Follow the importing instructions below for importing CALO media files and for creating NOMOS versions of the annotations (e.g. transcriptions, ASR output, etc). This will allow you to use Y2 SRI recordings in NOMOS for viewing, querying and processing.

Configuration

The default NOMOS configuration properties (for the version provided in the SRI CVS) may be found in calo/lib/config/calo.config. In the same manner described in the NOMOS Manual, you will need to override some of these configurations using a calo.local.config file.

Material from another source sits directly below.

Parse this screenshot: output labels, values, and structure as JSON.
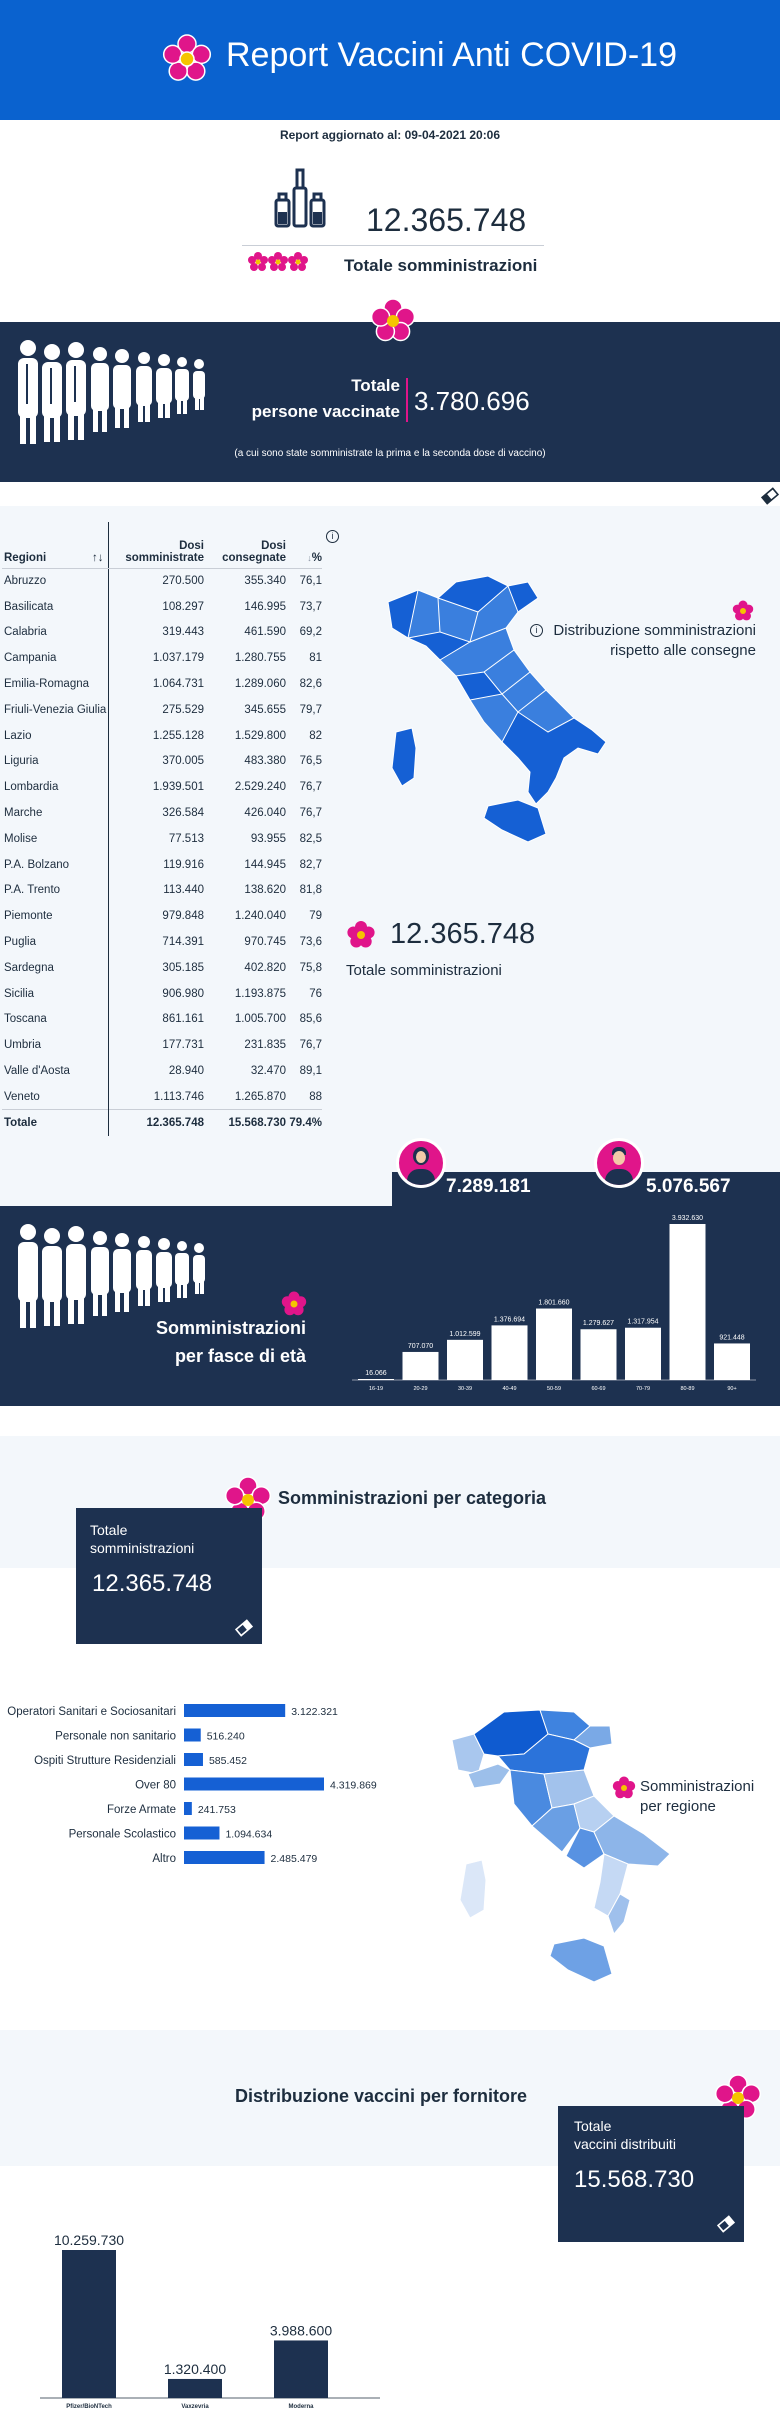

All NOMOS import scripts require that the corpora.orig.path configuration parameter is set. This points to the various locations on disk which contain the original files to import. Also, the file.lookup.path key should be set to the same place as well, since this is used when finding files for media playback. Both of these should be absolutely specified.

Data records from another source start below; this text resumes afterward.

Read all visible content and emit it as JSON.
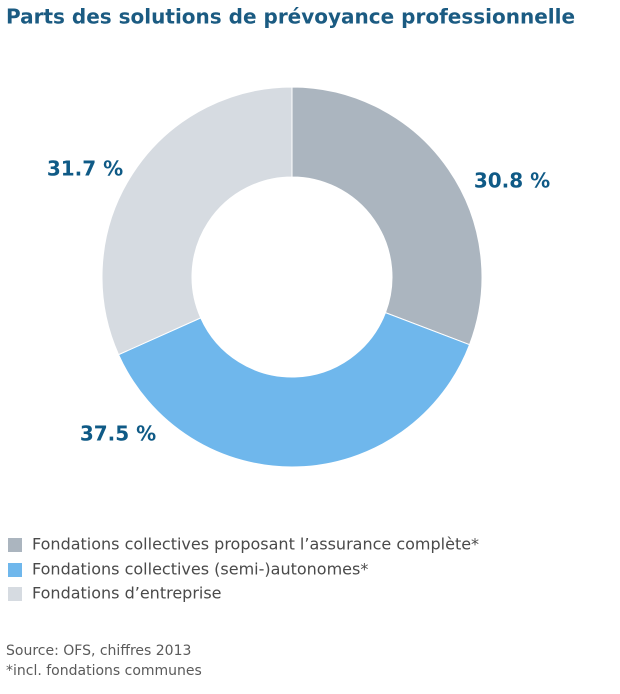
{
  "chart_data": {
    "type": "donut",
    "title": "Parts des solutions de prévoyance professionnelle",
    "categories": [
      "Fondations collectives proposant l’assurance complète*",
      "Fondations collectives (semi-)autonomes*",
      "Fondations d’entreprise"
    ],
    "values": [
      30.8,
      37.5,
      31.7
    ],
    "value_labels": [
      "30.8 %",
      "37.5 %",
      "31.7 %"
    ],
    "colors": [
      "#abb5bf",
      "#6fb7ec",
      "#d6dbe1"
    ],
    "source": "Source: OFS, chiffres 2013",
    "note": "*incl. fondations communes"
  }
}
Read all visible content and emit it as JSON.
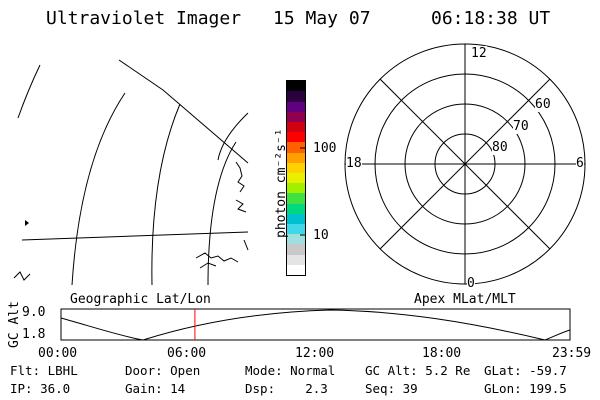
{
  "header": {
    "instrument": "Ultraviolet Imager",
    "date": "15 May 07",
    "time": "06:18:38 UT"
  },
  "colorbar": {
    "label": "photon cm⁻²s⁻¹",
    "ticks": [
      "100",
      "10"
    ],
    "colors": [
      "#ffffff",
      "#e4e4e4",
      "#c8c8c8",
      "#9ee0e0",
      "#40d8e8",
      "#00c0d0",
      "#00d880",
      "#40e040",
      "#a0f000",
      "#e8f000",
      "#ffd000",
      "#ffa000",
      "#ff6000",
      "#ff0000",
      "#d00010",
      "#900050",
      "#600080",
      "#2a0040",
      "#000000"
    ]
  },
  "polar": {
    "mlt_labels": {
      "top": "12",
      "bottom": "0",
      "left": "18",
      "right": "6"
    },
    "lat_labels": [
      "60",
      "70",
      "80"
    ]
  },
  "labels": {
    "left_panel": "Geographic Lat/Lon",
    "right_panel": "Apex MLat/MLT"
  },
  "altplot": {
    "ylabel": "GC Alt",
    "ymax": "9.0",
    "ymin": "1.8",
    "xticks": [
      "00:00",
      "06:00",
      "12:00",
      "18:00",
      "23:59"
    ],
    "current_time_hours": 6.31,
    "line_color": "#ff0000"
  },
  "info": {
    "row1": {
      "flt": "Flt: LBHL",
      "door": "Door: Open",
      "mode": "Mode: Normal",
      "gcalt": "GC Alt: 5.2 Re",
      "glat": "GLat: -59.7"
    },
    "row2": {
      "ip": "IP: 36.0",
      "gain": "Gain: 14",
      "dsp": "Dsp:    2.3",
      "seq": "Seq: 39",
      "glon": "GLon: 199.5"
    }
  }
}
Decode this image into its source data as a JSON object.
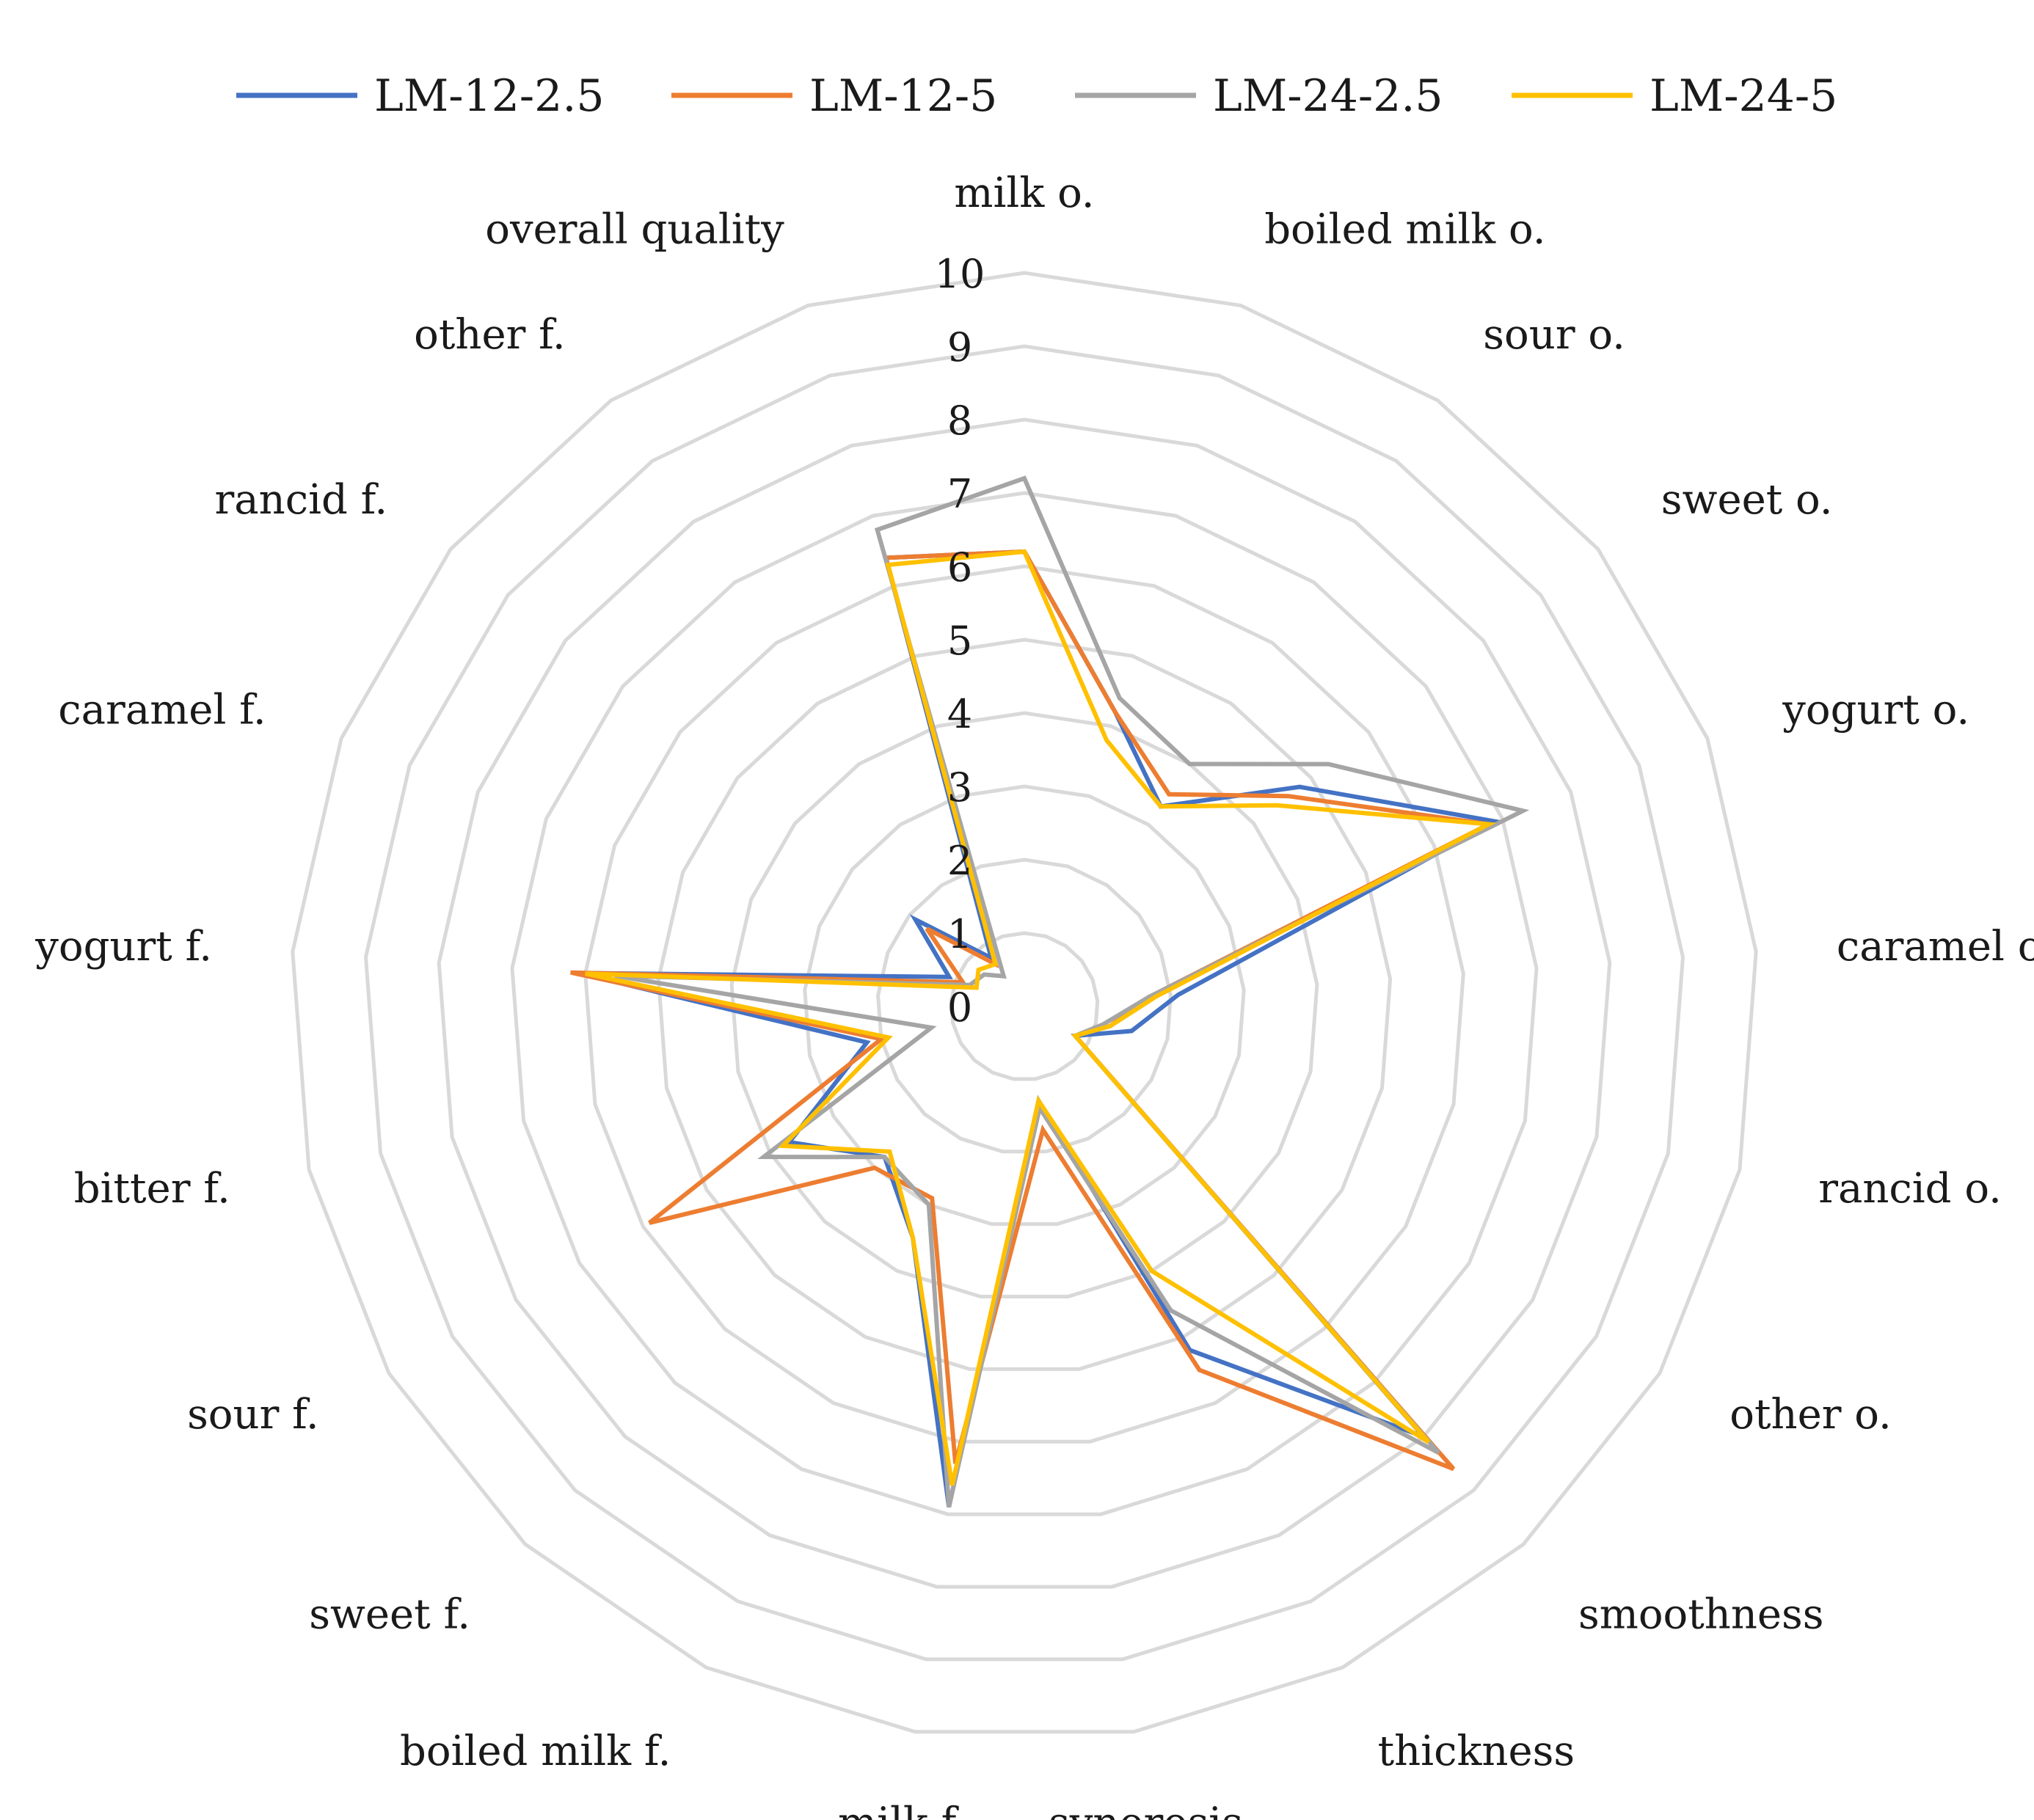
{
  "chart_data": {
    "type": "radar",
    "categories": [
      "milk o.",
      "boiled milk o.",
      "sour o.",
      "sweet o.",
      "yogurt o.",
      "caramel o.",
      "rancid o.",
      "other o.",
      "smoothness",
      "thickness",
      "syneresis",
      "milk f.",
      "boiled milk f.",
      "sweet f.",
      "sour f.",
      "bitter f.",
      "yogurt f.",
      "caramel f.",
      "rancid f.",
      "other f.",
      "overall quality"
    ],
    "r_ticks": [
      "0",
      "1",
      "2",
      "3",
      "4",
      "5",
      "6",
      "7",
      "8",
      "9",
      "10"
    ],
    "rlim": [
      0,
      10
    ],
    "legend_position": "top",
    "grid": true,
    "series": [
      {
        "name": "LM-12-2.5",
        "color": "#4472C4",
        "values": [
          6.2,
          4.2,
          3.3,
          4.8,
          6.9,
          2.1,
          1.5,
          0.8,
          8.0,
          5.2,
          1.3,
          6.9,
          3.5,
          2.8,
          3.7,
          2.2,
          6.1,
          1.1,
          1.9,
          0.8,
          6.4
        ]
      },
      {
        "name": "LM-12-5",
        "color": "#ED7D31",
        "values": [
          6.2,
          4.2,
          3.5,
          4.6,
          6.8,
          1.7,
          1.2,
          0.8,
          8.6,
          5.5,
          1.7,
          6.3,
          2.9,
          3.0,
          5.9,
          2.0,
          6.2,
          0.9,
          1.7,
          0.7,
          6.4
        ]
      },
      {
        "name": "LM-24-2.5",
        "color": "#A5A5A5",
        "values": [
          7.2,
          4.4,
          4.0,
          5.3,
          7.3,
          1.7,
          1.1,
          0.8,
          8.3,
          4.6,
          1.4,
          6.9,
          3.0,
          2.8,
          4.1,
          1.3,
          5.6,
          0.8,
          0.7,
          0.5,
          6.8
        ]
      },
      {
        "name": "LM-24-5",
        "color": "#FFC000",
        "values": [
          6.2,
          3.8,
          3.3,
          4.4,
          6.8,
          1.8,
          1.2,
          0.8,
          8.1,
          4.0,
          1.3,
          6.6,
          3.5,
          2.7,
          3.8,
          1.9,
          6.0,
          0.7,
          0.8,
          0.7,
          6.3
        ]
      }
    ]
  }
}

Next, for each specific corpus that NOMOS can import (or in the CALO case, each main part of a corpus), a parameter should be set to hold the name of the directory used to hold the associated data. These directory names are not paths but are simply the names of the directories. The list of paths in corpora.orig.path are then searched for the directory names given in the corpus-specific properties. The following is how we set up our config file here at CSLI for the Y2 data:

file.lookup.path=[/shared/corpora]
corpora.orig.path=[/shared/corpora]
corpora.orig.sricaloy2.mokbs=sri-calo-y2-mokbs
corpora.orig.sricaloy2.transcripts=sri-calo-y2-transcripts
corpora.orig.sricaloy2.recordings=sri-calo-y2-recordings

Preparation

The importing script expects the data to be on disk in generally the same allocation as that on bigtivo, except with the various sequences placed into a single directory. One should simply download the .tgz files provided on the bigtivo web site, and construct a file structure like this:

[corpora.orig.path]/
  [corpora.orig.sricaloy2.recordings]/
    seq-C/
    seq-D/
    ...
    seq-H/
      1117571796000/
      1117572737000/
      ...
      1117575878000/
        MOKB/
        charter.ink
        CAMEO_130.107.94.66/
        CAMEO_130.107.94.164/
        ...
  [corpora.orig.sricaloy2.mokbs]/
    seq-G-exper-mokb.n3
    seq-G-inexper-mokb.n3
    seq-H-exper-mokb.n3
    seq-H-inexper-mokb.n3
  [corpora.orig.sricaloy2.transcripts]/
    Meeting Sequence G/
    ...
      Meeting 1
      ...
        Transcriptions
          2005_05_24_14_38_26_065_jmarlow.trs
          2005_05_24_14_38_26_336_jpark.trs
          2005_05_24_14_38_26_662_john_pedersen.trs
          trans-14.dtd
          trans-13.dtd

Importing

Open NOMOS and choose Run > Run Import Script.... Choose the class named ImportCaloY2SriRecordings. This script will create datasets compatible with NOMOS into the directory which has been specified using the opi.file.archive parameter.

Using

The meetings are now available as NOMOS sessions. Open the one you want in NOMOS, following the normal procedure for opening a session in NOMOS.